Suta Kavari’s career has evolved over the last few years before and after graduating from Stellenbosch University (SU). He trained as an economist with a strong interest in the political economy of development. After completing undergraduate studies in economics in 2011 from the North-West University in Potchefstroom, he worked in the private sector for four years, first as a risk analyst and then as an investment strategist.
After a brief sojourn in late 2016 volunteering in Lebanon on social innovation projects tailored for Syrian and Palestinian refugees, he returned to Namibia and joined the public service as special assistant to the minister at the National Planning Commission in 2017. Here he formed part of the core working group that drafted Namibia’s National Development Plan and served as adviser to the Namibian delegation to the 72nd session of the United Nations General Assembly. Concurrently, he chaired a policy advocacy think tank.

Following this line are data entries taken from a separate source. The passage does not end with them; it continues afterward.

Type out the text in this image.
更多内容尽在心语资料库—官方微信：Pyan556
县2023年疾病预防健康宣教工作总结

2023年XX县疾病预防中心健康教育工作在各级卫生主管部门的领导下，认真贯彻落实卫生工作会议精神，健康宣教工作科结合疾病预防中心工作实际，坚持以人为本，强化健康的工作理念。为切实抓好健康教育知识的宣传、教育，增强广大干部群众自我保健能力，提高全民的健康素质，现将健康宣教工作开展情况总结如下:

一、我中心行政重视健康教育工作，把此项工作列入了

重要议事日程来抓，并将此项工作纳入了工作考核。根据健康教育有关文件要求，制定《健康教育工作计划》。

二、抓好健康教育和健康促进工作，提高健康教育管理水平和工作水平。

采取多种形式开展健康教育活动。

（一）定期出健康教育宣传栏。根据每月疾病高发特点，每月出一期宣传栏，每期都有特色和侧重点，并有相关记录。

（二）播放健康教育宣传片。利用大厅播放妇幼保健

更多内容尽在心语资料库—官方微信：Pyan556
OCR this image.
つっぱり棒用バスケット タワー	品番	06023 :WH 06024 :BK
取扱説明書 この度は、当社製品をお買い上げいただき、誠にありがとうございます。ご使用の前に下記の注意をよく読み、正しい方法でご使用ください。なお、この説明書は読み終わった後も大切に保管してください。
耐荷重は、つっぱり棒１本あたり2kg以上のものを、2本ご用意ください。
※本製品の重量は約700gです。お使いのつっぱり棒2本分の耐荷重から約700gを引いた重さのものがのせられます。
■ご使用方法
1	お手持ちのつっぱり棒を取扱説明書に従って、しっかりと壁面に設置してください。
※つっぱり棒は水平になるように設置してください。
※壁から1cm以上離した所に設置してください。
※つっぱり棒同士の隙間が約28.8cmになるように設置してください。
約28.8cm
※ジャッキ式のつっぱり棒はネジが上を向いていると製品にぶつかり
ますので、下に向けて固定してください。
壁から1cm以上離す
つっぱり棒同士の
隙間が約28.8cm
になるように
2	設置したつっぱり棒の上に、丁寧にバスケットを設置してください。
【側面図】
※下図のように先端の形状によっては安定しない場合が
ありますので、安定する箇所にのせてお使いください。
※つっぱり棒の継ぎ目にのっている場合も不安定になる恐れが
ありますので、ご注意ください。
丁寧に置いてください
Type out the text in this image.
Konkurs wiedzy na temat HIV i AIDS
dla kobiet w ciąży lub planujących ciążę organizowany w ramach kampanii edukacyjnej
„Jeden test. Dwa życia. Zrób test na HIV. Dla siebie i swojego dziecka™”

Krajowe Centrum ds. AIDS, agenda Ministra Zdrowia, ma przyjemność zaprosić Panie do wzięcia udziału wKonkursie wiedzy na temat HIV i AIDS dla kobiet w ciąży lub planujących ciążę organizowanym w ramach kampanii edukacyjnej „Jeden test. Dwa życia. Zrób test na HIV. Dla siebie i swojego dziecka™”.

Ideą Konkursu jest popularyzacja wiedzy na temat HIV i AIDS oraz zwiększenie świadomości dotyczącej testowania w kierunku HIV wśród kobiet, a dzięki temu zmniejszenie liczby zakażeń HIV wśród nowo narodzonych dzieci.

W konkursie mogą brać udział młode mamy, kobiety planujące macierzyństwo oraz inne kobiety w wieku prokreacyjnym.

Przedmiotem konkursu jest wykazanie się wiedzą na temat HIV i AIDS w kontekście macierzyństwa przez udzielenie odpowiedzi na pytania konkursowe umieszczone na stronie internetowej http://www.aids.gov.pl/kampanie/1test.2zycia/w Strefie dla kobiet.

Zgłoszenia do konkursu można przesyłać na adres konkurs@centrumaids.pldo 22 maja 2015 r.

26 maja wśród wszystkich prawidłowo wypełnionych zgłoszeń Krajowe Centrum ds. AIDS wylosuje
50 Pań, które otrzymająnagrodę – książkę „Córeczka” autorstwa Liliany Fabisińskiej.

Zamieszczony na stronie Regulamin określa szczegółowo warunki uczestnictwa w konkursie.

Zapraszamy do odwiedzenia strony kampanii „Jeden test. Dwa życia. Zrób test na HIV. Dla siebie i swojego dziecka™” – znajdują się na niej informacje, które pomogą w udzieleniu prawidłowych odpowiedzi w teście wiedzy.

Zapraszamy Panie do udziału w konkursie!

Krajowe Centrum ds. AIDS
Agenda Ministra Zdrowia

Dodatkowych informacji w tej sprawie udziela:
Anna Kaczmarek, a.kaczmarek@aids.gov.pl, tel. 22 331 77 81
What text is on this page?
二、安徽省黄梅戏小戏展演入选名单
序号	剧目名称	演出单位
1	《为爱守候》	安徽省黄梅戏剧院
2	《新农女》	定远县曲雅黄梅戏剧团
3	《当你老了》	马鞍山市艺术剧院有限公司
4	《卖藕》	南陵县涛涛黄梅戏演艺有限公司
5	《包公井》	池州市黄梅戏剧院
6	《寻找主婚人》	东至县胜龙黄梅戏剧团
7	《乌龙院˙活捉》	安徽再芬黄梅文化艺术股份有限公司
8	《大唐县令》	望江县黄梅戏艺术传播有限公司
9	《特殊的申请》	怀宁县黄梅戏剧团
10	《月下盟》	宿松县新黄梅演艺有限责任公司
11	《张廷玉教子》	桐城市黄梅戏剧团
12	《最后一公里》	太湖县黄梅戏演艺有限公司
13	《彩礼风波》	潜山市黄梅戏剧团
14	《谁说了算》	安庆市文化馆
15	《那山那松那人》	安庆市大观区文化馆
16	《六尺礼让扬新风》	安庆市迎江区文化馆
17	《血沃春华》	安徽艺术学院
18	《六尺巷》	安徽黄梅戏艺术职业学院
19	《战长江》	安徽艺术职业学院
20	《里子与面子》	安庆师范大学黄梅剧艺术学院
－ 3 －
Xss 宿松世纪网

Suta graduated from SU in December 2018 with a postgraduate diploma in sustainable development. His time at SU, and in particular at the Sustainability Institute, was some of the most formative experiences of his life. “SU provided a space for thought provocation and a place where I could explore my intellectual rigour. Studying at SU offered immense opportunities of engaging faculty insights and research from a wide spectrum of perspectives.”
He was fortunate to be called to faculty (part-time) at the School of Public Leadership while at SU, where he designed and facilitated two modules that formed part of the University’s first transdisciplinary undergraduate diploma in sustainable development. “Facilitating the learning journey of 50 undergraduate students was a tremendously humbling experience, which highlighted the transformative power of education,” he says.
It was also at SU where Suta had the great privilege of working with former public protector, Prof Thuli Madonsela, the Law Faculty Trust Chair in Social Justice, on her ambitious Mosa-Plan for Social Justice. Suta coordinated the establishment of a thematic think-tank and dialogue on social justice, which was aimed at building towards a master plan that would provide the basis for policy recommendations to government.
Currently, he helps companies in Namibia with rethinking sustainability in their organisational culture and how they can embed sustainability into their stakeholder engagement corporate social responsibility strategies. In addition, he also does consulting for NGOs and later in 2019, he is taking up an offer to read public policy at the University of Oxford.
Most of the work Suta have been involved in came from a very strong desire to contribute to positive social change, to uplift the destitute and those left behind. In Lebanon, Suta together with volunteers and activists, worked on projects centred on social entrepreneurship and creating sustainable impact through supporting Syrian and Palestinian social entrepreneurs. He says the refugee crisis had devastated hope and potential, and they saw their role as creating space for some of the brightest minds to find unique ways of creating sustainable livelihoods.
“I see the work that I do working on the formulation of policies as experimentations of thought in imagining equality anew. This has allowed for deeper engagements with communities and helped me better understand the plight of so many people, and this has in turn allowed me to think about the greater societal good,” Suta says.
“My biggest motivation in life is betterment – of myself and my community and contributing to that. My goals in life constantly evolve with more exposure and learning. Post-Oxford, I have a deep desire to work with the public service on tackling the challenges we face and bridging the implementation gap that has resulted in policy failure.”